Sì. Molti locali oggi propongono mocktail studiati, low‑ABV e bevande funzionali. Il No-Groni è un esempio di alternativa classica senza alcol; altre proposte sfruttano infusi, tè freddi e botaniche per mantenere complessità e gusto.
Come orientarsi sulle mappe dei locali nelle principali città italiane?
Cerca guide aggiornate e recensioni locali, segui i riconoscimenti internazionali e le classifiche, e consulta le selezioni per quartiere. La mappa rapida deve indicare indirizzi, momenti migliori per l’aperitivo, eventi e la tipologia di offerta: speakeasy, rooftop, hotel bar o locali con cucina.
Che ruolo hanno eventi e musica live nella scelta del locale?
Gli eventi elevano l’esperienza: masterclass di mixology, serate con dj o musica dal vivo e degustazioni di whisky o tequila. Verifica il calendario per serate a tema o menu dedicati che uniscono cucina, pizza o dessert ai cocktail proposti.
Posso aspettarmi abbinamenti di cocktail con pizze e piatti informali?
Sì. Alcuni locali propongono dialoghi pionieristici tra pizza e cocktail, con pairing studiati per esaltare impasti, condimenti e cornicione. Anche street food e piatti alla brace trovano ottimi abbinamenti con proposte miscelate ad hoc.
Quali sono le differenze tra un rooftop e un giardino interno quando si sceglie dove bere?
Il rooftop offre vista e atmosfera serale, ideale per aperitivi scenografici. Un giardino interno privilegia intimità e botaniche, perfetto per drink a base di erbe e distillati italiani. La scelta dipende dal momento della giornata e dall’esperienza che si cerca.
Come prenotare e cosa segnalare al locale prima di una serata speciale?

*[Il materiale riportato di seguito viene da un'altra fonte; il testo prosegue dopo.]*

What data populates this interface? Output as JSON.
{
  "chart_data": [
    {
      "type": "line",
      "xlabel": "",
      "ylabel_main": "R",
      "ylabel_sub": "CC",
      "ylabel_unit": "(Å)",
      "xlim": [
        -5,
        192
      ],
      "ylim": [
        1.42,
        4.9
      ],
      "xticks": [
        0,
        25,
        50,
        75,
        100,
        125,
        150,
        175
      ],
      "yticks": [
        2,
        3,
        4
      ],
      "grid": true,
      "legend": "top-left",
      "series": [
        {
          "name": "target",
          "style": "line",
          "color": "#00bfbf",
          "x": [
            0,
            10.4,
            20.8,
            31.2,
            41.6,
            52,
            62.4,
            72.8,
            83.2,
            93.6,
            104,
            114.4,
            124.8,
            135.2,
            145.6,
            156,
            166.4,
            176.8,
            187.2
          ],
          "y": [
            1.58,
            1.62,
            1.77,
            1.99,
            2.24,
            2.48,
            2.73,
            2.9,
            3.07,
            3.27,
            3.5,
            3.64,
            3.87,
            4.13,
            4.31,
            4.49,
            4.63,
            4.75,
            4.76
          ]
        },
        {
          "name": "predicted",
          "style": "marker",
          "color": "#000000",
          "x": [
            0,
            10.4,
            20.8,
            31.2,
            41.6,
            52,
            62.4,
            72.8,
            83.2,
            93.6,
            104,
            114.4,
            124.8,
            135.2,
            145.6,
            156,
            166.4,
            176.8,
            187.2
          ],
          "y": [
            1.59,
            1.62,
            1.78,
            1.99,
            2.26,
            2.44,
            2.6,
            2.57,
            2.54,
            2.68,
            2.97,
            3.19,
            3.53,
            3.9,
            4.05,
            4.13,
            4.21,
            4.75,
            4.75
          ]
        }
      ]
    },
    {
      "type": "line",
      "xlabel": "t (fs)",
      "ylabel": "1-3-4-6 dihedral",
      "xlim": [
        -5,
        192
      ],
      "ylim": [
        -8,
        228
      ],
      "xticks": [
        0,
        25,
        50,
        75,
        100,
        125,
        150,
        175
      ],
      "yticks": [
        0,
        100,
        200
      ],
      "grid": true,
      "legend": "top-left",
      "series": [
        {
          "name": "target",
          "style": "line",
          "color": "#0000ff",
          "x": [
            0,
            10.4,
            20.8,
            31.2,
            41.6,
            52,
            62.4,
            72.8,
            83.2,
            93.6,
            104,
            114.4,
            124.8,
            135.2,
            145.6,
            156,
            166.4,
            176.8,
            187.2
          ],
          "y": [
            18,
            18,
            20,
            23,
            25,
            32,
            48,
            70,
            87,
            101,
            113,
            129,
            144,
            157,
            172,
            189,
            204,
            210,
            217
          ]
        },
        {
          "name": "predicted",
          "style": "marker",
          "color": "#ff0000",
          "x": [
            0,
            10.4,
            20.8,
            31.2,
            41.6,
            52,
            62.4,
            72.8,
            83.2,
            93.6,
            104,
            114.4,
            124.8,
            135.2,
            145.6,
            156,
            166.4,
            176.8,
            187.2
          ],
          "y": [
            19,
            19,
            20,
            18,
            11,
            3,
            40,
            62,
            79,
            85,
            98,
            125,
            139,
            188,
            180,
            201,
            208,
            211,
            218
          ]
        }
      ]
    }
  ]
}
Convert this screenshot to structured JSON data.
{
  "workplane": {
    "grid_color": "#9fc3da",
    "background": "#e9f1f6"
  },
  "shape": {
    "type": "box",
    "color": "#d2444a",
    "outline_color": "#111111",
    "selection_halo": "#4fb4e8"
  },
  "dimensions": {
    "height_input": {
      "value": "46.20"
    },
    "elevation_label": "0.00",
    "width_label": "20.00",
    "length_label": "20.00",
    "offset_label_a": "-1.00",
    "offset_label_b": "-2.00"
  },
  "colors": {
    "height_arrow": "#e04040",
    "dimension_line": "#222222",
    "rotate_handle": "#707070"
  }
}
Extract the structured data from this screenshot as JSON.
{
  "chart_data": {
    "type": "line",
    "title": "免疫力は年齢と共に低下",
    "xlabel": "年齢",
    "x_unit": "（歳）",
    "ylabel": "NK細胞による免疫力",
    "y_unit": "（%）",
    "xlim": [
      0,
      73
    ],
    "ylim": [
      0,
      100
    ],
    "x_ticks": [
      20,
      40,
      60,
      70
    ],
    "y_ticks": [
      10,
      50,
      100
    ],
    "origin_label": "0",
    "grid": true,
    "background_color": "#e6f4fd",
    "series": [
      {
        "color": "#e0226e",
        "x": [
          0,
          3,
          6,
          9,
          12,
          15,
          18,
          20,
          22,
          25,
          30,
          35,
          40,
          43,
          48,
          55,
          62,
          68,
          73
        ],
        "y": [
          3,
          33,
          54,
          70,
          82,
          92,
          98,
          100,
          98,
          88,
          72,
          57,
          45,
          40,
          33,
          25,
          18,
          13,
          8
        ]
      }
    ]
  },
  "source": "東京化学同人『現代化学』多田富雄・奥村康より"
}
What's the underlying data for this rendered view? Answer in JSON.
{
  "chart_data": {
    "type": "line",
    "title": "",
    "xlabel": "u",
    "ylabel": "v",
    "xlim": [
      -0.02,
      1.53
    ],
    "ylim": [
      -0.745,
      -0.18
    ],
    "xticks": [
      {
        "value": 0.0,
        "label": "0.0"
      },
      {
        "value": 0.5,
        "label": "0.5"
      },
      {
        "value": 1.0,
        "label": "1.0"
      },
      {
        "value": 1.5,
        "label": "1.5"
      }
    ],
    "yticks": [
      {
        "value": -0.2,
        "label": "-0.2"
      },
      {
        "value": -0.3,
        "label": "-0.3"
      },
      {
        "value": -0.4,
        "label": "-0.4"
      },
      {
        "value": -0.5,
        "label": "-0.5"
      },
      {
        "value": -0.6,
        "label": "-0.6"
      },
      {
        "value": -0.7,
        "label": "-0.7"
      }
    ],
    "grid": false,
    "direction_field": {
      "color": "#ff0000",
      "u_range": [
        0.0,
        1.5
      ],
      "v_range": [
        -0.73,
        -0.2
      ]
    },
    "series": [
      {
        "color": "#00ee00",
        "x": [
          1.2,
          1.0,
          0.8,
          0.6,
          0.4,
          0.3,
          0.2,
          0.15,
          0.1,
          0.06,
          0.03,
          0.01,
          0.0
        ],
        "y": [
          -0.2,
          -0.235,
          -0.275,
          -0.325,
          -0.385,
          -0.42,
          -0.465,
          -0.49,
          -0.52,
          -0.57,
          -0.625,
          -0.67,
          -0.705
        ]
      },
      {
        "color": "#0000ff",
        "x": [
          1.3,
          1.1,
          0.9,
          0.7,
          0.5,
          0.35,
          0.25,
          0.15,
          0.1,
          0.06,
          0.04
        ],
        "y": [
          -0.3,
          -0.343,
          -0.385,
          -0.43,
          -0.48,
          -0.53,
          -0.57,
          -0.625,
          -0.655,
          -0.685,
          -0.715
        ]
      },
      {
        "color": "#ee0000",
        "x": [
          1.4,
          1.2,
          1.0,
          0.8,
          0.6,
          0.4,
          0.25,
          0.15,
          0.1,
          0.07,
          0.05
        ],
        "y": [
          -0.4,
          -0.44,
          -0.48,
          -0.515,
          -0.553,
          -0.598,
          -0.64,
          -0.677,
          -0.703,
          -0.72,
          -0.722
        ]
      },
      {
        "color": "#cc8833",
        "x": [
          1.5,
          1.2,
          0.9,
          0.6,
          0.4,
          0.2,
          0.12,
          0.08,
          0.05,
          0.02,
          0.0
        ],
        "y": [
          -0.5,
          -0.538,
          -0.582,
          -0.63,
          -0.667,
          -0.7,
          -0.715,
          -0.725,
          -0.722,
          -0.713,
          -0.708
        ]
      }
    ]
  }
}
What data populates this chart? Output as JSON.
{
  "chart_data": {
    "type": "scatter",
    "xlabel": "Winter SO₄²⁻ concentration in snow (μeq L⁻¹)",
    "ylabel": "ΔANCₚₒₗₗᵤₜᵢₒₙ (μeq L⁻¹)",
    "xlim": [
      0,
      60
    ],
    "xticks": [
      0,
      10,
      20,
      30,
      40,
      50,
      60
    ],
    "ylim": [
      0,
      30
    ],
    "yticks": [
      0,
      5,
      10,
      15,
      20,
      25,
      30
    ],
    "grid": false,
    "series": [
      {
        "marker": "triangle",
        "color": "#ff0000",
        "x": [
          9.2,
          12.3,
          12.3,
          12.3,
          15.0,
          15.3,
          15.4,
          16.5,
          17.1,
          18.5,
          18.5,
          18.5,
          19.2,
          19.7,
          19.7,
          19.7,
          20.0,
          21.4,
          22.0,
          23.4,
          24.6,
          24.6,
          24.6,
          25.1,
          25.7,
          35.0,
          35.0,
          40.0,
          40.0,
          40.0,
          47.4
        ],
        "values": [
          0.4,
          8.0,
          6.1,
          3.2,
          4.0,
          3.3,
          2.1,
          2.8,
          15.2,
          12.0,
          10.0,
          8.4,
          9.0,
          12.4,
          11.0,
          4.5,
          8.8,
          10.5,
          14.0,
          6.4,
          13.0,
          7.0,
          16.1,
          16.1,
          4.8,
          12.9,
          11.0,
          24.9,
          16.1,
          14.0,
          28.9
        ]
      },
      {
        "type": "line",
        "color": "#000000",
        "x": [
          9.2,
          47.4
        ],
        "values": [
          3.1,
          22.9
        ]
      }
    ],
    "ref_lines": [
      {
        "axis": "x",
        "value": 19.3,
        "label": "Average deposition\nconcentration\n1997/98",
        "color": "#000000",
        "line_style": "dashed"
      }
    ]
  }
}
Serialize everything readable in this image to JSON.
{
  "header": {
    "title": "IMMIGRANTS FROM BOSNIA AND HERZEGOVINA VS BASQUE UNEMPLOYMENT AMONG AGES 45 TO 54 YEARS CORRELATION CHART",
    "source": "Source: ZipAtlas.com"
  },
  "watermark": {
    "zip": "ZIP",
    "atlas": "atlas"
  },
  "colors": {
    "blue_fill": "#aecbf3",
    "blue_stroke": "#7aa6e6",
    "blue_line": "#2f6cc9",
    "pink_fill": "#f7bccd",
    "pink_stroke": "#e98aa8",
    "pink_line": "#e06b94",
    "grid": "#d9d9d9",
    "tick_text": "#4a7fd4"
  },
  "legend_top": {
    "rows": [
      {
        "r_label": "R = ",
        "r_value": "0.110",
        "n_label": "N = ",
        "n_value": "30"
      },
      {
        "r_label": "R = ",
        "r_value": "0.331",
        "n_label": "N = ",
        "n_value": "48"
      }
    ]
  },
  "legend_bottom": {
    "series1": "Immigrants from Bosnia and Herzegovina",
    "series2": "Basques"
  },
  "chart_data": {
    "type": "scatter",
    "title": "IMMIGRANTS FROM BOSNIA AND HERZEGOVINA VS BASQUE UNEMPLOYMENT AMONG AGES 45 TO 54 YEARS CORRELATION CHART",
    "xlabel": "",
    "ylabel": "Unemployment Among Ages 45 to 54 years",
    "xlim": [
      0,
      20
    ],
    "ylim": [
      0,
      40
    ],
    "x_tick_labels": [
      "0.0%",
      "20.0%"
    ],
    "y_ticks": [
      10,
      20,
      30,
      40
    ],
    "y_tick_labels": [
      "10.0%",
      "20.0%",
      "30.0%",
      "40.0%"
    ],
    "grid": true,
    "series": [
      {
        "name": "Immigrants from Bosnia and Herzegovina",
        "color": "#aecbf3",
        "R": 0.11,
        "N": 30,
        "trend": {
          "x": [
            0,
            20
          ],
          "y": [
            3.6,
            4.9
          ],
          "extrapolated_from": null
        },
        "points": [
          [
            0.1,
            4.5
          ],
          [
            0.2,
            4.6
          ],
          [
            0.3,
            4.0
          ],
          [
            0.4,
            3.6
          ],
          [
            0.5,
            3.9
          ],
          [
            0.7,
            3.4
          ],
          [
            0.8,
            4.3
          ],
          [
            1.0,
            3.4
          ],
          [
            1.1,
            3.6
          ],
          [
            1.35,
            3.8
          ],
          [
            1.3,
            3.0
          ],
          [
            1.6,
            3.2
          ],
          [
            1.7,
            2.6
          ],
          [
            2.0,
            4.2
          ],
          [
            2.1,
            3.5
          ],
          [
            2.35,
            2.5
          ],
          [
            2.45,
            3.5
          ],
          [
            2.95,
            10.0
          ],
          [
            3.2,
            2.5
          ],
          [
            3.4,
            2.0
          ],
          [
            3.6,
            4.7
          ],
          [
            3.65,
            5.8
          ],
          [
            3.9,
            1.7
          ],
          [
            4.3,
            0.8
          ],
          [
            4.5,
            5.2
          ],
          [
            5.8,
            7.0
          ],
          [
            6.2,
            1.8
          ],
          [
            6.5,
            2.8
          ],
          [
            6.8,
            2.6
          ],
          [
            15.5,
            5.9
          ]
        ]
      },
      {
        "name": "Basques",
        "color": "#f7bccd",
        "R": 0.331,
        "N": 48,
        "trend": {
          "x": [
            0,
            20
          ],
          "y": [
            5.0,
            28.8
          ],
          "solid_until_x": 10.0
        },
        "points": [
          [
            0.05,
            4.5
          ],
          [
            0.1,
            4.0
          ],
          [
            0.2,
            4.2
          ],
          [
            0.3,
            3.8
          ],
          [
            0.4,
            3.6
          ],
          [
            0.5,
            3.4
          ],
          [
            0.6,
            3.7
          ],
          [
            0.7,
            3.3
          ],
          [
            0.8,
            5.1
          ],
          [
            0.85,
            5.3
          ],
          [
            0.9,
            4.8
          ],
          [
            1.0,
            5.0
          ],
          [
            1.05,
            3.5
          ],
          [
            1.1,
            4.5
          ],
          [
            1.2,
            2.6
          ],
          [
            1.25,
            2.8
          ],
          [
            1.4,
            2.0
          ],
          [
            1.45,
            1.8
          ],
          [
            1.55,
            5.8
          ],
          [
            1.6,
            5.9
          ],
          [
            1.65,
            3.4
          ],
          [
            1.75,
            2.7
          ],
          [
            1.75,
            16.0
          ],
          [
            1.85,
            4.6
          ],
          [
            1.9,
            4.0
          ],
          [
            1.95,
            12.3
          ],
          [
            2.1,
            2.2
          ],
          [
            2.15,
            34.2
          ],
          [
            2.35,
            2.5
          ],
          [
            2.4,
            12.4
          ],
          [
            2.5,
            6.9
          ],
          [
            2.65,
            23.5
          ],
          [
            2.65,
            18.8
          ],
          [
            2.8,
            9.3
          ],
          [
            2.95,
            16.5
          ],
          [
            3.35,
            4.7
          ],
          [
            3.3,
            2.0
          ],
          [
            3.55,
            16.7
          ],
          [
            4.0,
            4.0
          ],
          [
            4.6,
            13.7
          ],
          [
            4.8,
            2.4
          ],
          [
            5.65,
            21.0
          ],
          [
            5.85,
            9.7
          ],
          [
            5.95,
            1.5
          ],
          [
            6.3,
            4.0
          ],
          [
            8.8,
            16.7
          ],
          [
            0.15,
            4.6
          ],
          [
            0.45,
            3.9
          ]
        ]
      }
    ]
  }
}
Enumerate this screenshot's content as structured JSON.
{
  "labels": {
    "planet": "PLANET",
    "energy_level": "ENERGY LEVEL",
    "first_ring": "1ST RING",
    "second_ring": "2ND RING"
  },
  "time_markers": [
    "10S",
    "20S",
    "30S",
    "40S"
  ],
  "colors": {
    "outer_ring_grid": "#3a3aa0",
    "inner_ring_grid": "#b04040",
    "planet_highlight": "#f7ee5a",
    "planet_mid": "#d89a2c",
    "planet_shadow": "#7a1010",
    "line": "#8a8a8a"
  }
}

Prenota tramite telefono o sito e indica eventuali richieste: tavolo con vista, menu degustazione, allergie alimentari o preferenze di alcol. Segnala se cerchi un servizio discreto o una serata con musica per personalizzare l’esperienza.
In che modo il design influisce sulla scelta dei cocktail e sull’esperienza complessiva?
Il design definisce l’atmosfera e guida le aspettative: materiali, colori e musica influenzano la percezione del gusto. Un ambiente elegante invita a drink sofisticati; uno più informale valorizza social drink e tiki list. Il progetto d’interni diventa parte della narrazione del menu.